Он просто отсутствовал. Дождь обрушился на окно, промывал его целыми ручьями, барабанил внизу по гальке. А Дональд сидел, уставившись на подлинную водяную стену. Если он и хотел чего-нибудь, то разве что вскочить и глянуть вниз, туда, куда обрушивалась разрушительная масса воды. Но какое-то безволие, пришедшее извне, удерживало его, словно путь ему внезапно преградил барьер.
Она бросила на старую козетку свою одежду и теперь лежала на спине, с закрытыми глазами.
Итак, это случилось, на самом деле случилось, произошла крутая перемена. То, что должно было бы сейчас свершиться, уже свершилось.
Конечно, она еще могла отступить. Но все ведь было задумано, содеяно ею.
(Итак, в спасительном челне своей суверенности – в ореховой скорлупке, нет, на листке, упавшем в воду, – Моника плыла над глубью.)
А затем, затем ничего не произошло. Какая-то неодолимая сила словно медленно расплющила ее: началось это от изножья широкой кровати, что доходила до покрытых белым лаком дверей, и пошло выше. Перед кроватью козетка с ее одеждой. После довольно долгого времени – дождь уже лил во всю мочь – неодолимая сила стала подбираться к животу Моники, с внезапной быстротой соскользнула по нему, выбросила ее вон из кровати, заставила повернуть золоченую дверную ручку в форме эллипса; при этом Моника испытала горячую благодарность к покорной и смолчавшей дверной ручке, которая, словно тень, легла на ее одежду. Надо подойти к зеркалу. На туалете лежал блокнот и серебряный карандашик. Она ходила из комнаты в комнату и нечаянно оставила там то и другое, когда пришло время появиться пунктуальному Дональду. Сейчас она все это схватила, испытывая еще большее облегчение и благодарность, чем несколько минут тому назад к податливой и неслышной дверной ручке. На миг уголки ее рта презрительно дрогнули, когда она поймала себя на утешительной мысли, что Дональд мог и в самом деле вообразить, будто она собиралась работать... И тут же вышла к нему, держа в руках блокнот и карандаш.

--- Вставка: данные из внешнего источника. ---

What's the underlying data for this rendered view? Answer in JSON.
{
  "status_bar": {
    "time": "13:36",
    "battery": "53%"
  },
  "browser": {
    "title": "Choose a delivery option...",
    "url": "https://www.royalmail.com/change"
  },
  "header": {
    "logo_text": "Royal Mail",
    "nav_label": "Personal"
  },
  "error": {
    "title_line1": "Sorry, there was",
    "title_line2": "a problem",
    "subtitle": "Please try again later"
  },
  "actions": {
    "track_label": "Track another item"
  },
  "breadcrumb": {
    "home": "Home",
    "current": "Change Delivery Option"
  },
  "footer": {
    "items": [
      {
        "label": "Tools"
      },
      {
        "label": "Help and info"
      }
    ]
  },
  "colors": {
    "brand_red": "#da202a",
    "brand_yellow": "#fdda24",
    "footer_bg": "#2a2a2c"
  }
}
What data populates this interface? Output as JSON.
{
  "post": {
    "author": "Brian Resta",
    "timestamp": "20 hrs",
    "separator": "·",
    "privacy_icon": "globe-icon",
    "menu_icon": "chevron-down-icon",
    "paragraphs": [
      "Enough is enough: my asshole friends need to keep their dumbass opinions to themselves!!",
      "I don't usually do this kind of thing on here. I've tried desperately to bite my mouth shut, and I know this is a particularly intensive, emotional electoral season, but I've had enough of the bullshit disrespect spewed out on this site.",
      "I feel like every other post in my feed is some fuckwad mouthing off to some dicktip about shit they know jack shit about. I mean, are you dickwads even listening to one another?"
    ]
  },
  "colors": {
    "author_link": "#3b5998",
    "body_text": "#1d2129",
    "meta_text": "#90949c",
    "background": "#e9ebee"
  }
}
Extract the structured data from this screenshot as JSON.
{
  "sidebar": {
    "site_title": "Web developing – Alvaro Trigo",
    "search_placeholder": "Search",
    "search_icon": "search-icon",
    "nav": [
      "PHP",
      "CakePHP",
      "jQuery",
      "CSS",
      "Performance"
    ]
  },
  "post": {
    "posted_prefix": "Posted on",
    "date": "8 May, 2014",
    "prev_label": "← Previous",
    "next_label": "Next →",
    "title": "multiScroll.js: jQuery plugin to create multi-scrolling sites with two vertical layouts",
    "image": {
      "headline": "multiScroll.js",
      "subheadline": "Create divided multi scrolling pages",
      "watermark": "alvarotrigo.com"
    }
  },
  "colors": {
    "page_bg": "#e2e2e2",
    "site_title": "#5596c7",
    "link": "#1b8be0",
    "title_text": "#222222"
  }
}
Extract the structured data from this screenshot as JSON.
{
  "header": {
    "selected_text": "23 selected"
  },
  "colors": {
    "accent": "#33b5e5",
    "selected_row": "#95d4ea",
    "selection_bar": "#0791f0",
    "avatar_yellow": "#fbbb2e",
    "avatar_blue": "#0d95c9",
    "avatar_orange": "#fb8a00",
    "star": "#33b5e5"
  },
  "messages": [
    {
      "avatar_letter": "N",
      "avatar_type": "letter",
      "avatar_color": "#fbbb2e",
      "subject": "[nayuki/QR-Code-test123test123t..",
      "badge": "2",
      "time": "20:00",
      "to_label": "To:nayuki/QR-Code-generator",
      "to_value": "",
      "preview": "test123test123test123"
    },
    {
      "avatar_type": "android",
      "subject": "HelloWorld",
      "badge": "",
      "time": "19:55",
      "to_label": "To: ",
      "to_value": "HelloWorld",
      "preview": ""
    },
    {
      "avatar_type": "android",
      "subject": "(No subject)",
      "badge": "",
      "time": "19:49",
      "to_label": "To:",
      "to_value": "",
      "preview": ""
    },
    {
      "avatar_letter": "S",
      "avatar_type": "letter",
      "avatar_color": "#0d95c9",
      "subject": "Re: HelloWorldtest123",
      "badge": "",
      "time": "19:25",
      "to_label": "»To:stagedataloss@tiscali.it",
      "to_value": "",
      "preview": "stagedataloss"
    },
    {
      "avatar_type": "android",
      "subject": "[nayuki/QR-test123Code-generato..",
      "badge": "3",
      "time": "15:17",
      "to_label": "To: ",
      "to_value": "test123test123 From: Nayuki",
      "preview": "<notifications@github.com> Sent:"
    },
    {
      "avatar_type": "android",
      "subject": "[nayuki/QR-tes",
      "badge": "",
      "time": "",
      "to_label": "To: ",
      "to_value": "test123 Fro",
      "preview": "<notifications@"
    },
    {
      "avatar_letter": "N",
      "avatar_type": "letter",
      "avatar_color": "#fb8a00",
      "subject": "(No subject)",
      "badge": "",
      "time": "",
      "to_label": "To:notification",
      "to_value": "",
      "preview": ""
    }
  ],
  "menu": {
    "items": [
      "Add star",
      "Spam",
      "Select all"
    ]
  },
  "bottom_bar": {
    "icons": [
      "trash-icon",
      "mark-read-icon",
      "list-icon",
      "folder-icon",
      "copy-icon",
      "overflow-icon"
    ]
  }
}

– You got it? [Ну как? (англ.)] – спросил он. Лицо у него было странно печальное, но лишь на мгновение. Дождь прекратился, вокруг посветлело.
– It's all right [все в порядке (англ.)], – отвечала она и через окно посмотрела на небо. Тучи разошлись, в двух местах уже проглянула голубизна.
Они решили пройтись немножко на свежем воздухе и пообедать в парке.
На другой день в назначенный час Милонич вышел из отеля в Йозефштадте, обменявшись дружеским рукопожатием со своим бывшим шефом, а ныне коллегой, которого повстречал в холле. (Пожилой человек! Правда, мы видим, лишь как старятся другие, забывая, что старимся тоже.) Итак, он отправился к Клейтонам в Пратер, где сегодня должен был состояться файф-о-клок. (Привычные понятия, хотя и благоприобретенные! Гениальный Хвостик управлялся с ними, как с врожденными!! Гольф – бильярд на лугу!) Пятичасовой чай. Мило сразу же получил приглашение – со знаменитым "Хэлло!" Роберта Клейтона, – как только вчера, в первый день своего пребывания в Вене, позвонил в контору фирмы "Клейтон и Пауэрс".
(Моника со своей стороны уже ничего не могла переиграть, да и как?! Этим бы она продемонстрировала Дональду, что накануне между ним и ею что-то произошло. А ведь не произошло ровно ничего! (Воистину!) Живущая теперь в Вене племянница доктора Эптингера, разумеется, тоже получила приглашение, так же как и ее родители.)
Итак, Мило отправился в путь при солнце и ярко-голубом небе (но теннисный корт у Клейтонов еще не высох после ливней последних дней, а следовательно, теннисный турнир с Дональдом в качестве судьи не мог состояться, члены "Меттерних-клуба" явились только на файф-о-клок).
Время было еще раннее, начало пятого. Милонич часть пути по городу проделал пешком. Элегантному, крепкому Андреасу никто не дал бы его лет. Густые волосы были черны. Мы видим это теперь, когда он покидает отель, идет, держа в руках шляпу, трость и перчатки. От Йозефштадта он выходит к парламенту, пересекает площадь, идет вдоль Городского сада, мимо Бургтеатра. На Шоттенгассе он часто останавливается у витрин.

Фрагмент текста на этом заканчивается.